According to the administration, the current civil service system makes it difficult to attract and retain a more highly skilled workforce, and unfairly benefits mediocre employees because "pay and performance are generally unrelated."

"Exceptional employees find themselves locked in 'time-in-grade' pay prisons, as requirements dictate that performers stay at least one year at, say, a GS-12 level before moving, and then only as high as a GS-13," the administration said in the budget document. "Even worse, pay over the course of a federal career is heavily determined by the level at which a civil servant begins working."

The administration's budget proposal also calls for the creation of a $500 million fund, administered by the Office of Personnel Management, that agencies can draw from to raise the annual salaries of exceptional employees.

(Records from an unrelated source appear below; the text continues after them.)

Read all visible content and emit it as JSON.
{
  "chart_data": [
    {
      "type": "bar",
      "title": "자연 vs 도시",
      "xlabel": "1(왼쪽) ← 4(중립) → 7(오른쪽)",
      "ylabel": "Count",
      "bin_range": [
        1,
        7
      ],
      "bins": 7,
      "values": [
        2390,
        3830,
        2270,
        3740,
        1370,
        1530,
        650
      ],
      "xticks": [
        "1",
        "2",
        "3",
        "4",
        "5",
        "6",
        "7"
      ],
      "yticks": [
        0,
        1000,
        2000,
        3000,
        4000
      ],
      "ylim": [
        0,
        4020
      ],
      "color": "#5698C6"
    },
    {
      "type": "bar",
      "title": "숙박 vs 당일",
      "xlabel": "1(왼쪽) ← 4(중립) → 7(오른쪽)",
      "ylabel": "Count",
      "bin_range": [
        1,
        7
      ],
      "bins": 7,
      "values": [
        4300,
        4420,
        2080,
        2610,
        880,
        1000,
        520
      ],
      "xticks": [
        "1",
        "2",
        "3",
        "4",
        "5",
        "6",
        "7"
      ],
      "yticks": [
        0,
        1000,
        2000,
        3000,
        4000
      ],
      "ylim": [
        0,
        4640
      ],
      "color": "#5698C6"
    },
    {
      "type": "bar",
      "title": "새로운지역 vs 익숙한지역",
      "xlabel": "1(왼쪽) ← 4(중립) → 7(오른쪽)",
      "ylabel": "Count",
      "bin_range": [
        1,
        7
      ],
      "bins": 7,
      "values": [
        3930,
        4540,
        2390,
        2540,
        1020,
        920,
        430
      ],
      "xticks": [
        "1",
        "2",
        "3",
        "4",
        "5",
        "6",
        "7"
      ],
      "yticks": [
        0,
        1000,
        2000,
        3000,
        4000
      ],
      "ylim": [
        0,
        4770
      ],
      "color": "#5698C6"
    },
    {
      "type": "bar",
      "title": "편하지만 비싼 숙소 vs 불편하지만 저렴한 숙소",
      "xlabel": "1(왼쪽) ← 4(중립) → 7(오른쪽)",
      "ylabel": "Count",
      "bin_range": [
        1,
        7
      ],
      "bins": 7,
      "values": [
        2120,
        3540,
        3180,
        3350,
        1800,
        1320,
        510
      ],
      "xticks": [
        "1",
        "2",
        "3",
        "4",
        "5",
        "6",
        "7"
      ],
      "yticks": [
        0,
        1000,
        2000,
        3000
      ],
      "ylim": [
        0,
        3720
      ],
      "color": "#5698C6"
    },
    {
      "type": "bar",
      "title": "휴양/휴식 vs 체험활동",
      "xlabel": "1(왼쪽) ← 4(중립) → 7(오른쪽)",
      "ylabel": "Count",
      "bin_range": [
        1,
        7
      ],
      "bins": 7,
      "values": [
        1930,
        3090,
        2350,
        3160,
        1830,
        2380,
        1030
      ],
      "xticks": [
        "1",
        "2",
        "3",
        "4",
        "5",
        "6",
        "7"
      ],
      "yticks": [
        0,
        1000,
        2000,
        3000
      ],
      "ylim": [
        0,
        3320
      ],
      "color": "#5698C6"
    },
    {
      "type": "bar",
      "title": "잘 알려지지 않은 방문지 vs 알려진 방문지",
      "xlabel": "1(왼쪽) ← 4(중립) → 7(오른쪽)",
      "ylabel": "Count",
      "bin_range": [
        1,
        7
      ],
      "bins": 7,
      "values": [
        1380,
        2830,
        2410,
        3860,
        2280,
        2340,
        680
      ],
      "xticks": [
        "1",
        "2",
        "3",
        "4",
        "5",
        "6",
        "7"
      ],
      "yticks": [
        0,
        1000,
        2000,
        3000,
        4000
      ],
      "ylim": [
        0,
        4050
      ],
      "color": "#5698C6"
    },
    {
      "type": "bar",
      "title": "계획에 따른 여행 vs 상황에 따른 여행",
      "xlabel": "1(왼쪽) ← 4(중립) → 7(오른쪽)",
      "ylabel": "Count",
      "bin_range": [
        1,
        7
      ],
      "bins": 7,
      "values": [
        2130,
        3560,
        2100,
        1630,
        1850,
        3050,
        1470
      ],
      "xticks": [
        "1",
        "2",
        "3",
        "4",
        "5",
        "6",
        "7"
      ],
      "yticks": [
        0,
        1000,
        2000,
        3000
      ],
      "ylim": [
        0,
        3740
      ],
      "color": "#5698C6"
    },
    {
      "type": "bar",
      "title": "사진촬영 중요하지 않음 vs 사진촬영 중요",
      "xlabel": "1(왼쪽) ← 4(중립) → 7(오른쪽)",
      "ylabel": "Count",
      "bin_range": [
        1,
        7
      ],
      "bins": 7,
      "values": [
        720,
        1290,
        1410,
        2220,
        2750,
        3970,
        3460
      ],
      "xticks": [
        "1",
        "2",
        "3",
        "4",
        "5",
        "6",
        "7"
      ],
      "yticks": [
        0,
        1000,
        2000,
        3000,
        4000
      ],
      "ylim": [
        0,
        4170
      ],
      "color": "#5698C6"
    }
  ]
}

The proposed $500 million Human Capital Performance Fund would level the playing field and allow agencies to give performance-based raises in 2004. The raises would be permanent salary increases that also increase employees' pensions and their agencies' Thrift Savings Plan contributions. The measure would require legislative approval. Agencies would be required to submit plans to OPM that include details about how the money would be used to improve agency results, as well as reward high performers.

"Rewarding top employees and those with unusually important skills is preferable to the traditional method of evenly spreading raises across the federal workforce regardless of performance or contribution," administration officials said in the budget document.

Last year the Bush administration proposed a 2.6 percent pay raise for federal workers in fiscal 2003. Several lawmakers opposed that figure and eventually the House and a Senate panel approved a 4.1 percent pay raise, but Congress adjourned without passing the measure. In November, the administration announced it would give federal employees a 3.1 percent increase with no additional pay for workers based on labor costs in the areas where they work. House Minority Whip Steny Hoyer, D-Md., and several other lawmakers vowed to get a retroactive raise of 4.1 percent included in the fiscal 2003 omnibus appropriations bill still being ironed out in Congress.

Hoyer and National Treasury Employees Union President Colleen Kelley both expressed disappointment with the administration over the pay raise proposal, insisting that it would undercut morale.

The budget proposal also includes a plan to raise the salary cap of Senior Executive Service members and eliminate the six-step salary ladder system. Under federal law, salaries for the SES are capped at the third-highest pay level on the Executive Schedule, the five-level schedule on which salaries are set for members of Congress and executive branch political appointees. The Bush administration would raise the cap to the second-highest level of the schedule, which is $154,700 this year.